The Discipline of the Mountain

Bok av Daniel Berrigan
In The Discipline of the Mountain Daniel Berrigan offers ""ways of imagining our plight"" through the poetic vision of Dante's Purgatorio. There can be found ""a faithful vision, an alternative, a truthful image of God, of ourselves, of history."" Berrigan employs free, poetic adaptation of the original--its themes, moods, discourses, encounters--with a prose commentary relating the text to political-moral issues of the present day. With its themes of lust and hatred, religious strife and ecclesiastical corruption, military power and oppression, the Purgatorio is an apt allegory of modern society. Thirteenth-century kings and princes shade into twentieth-century colonels and shahs and juntas. The Discipline of the Mountain is evocatively illustrated by Robert F. McGovern. ""What is God saying to us, what would he have us do, as a seemingly irreversible course leads humanity, like a blindfolded beast, towards the abattoir? Might there be ways of coping, ways which might properly be named spiritual, surpassing whatever the politics of the Left or Right might offer?"" --from the Introduction ""Let us hope that our country will become wise. But until it does---indeed, in order that it should---we as its citizens must act on the wisdom of our own conscience.

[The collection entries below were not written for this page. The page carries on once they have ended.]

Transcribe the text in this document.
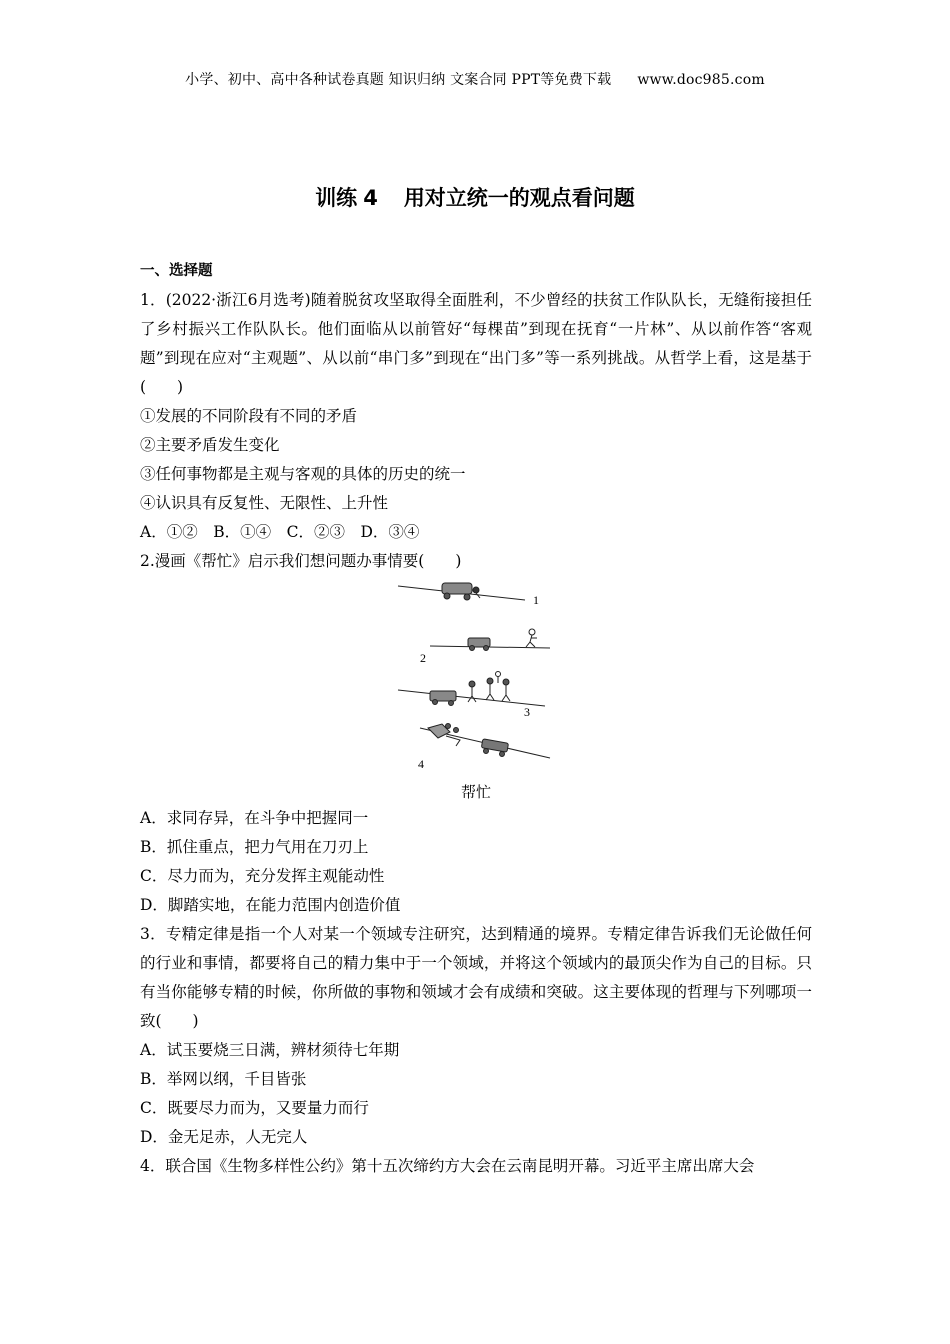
小学、初中、高中各种试卷真题 知识归纳 文案合同 PPT等免费下载 www.doc985.com
训练 4 用对立统一的观点看问题

一、选择题

1．(2022·浙江6月选考)随着脱贫攻坚取得全面胜利，不少曾经的扶贫工作队队长，无缝衔接担任了乡村振兴工作队队长。他们面临从以前管好“每棵苗”到现在抚育“一片林”、从以前作答“客观题”到现在应对“主观题”、从以前“串门多”到现在“出门多”等一系列挑战。从哲学上看，这是基于(　　)

①发展的不同阶段有不同的矛盾

②主要矛盾发生变化

③任何事物都是主观与客观的具体的历史的统一

④认识具有反复性、无限性、上升性

A．①②　B．①④　C．②③　D．③④

2.漫画《帮忙》启示我们想问题办事情要(　　)

1
2
3
4

帮忙

A．求同存异，在斗争中把握同一

B．抓住重点，把力气用在刀刃上

C．尽力而为，充分发挥主观能动性

D．脚踏实地，在能力范围内创造价值

3．专精定律是指一个人对某一个领域专注研究，达到精通的境界。专精定律告诉我们无论做任何的行业和事情，都要将自己的精力集中于一个领域，并将这个领域内的最顶尖作为自己的目标。只有当你能够专精的时候，你所做的事物和领域才会有成绩和突破。这主要体现的哲理与下列哪项一致(　　)

A．试玉要烧三日满，辨材须待七年期

B．举网以纲，千目皆张

C．既要尽力而为，又要量力而行

D．金无足赤，人无完人

4．联合国《生物多样性公约》第十五次缔约方大会在云南昆明开幕。习近平主席出席大会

That, to me, is the ultimate meaning of what Father Daniel Berrigan, in prose and poetry, says and leaves unsaid."" -- Howard Zinn ""Daniel Berrigan is a poet and prophet for these times."" --Jim Wallis, editor of Sojourners magazine Daniel Berrigan is an internationally known voice for peace and disarmament. A Jesuit priest, award-winning poet, and the author of over fifty books, he has spoken for peace, justice, and nuclear disarmament for nearly fifty years. He spent several years in prison for his part in the 1968 Catonsville Nine antiwar action and later acted with the Plowshares Eight. Nominated many times for the Nobel Peace Prize, he lives and works in New York City. Robert F. McGovern, whose woodcuts appear in The Discipline of the Mountain, is Professor Emeritus at Philadelphia College of Art and lives in Narbeth, Pennsylvania. In addition to illustrating several books, his work has appeared in New Covenant Magazine and the Catholic Worker.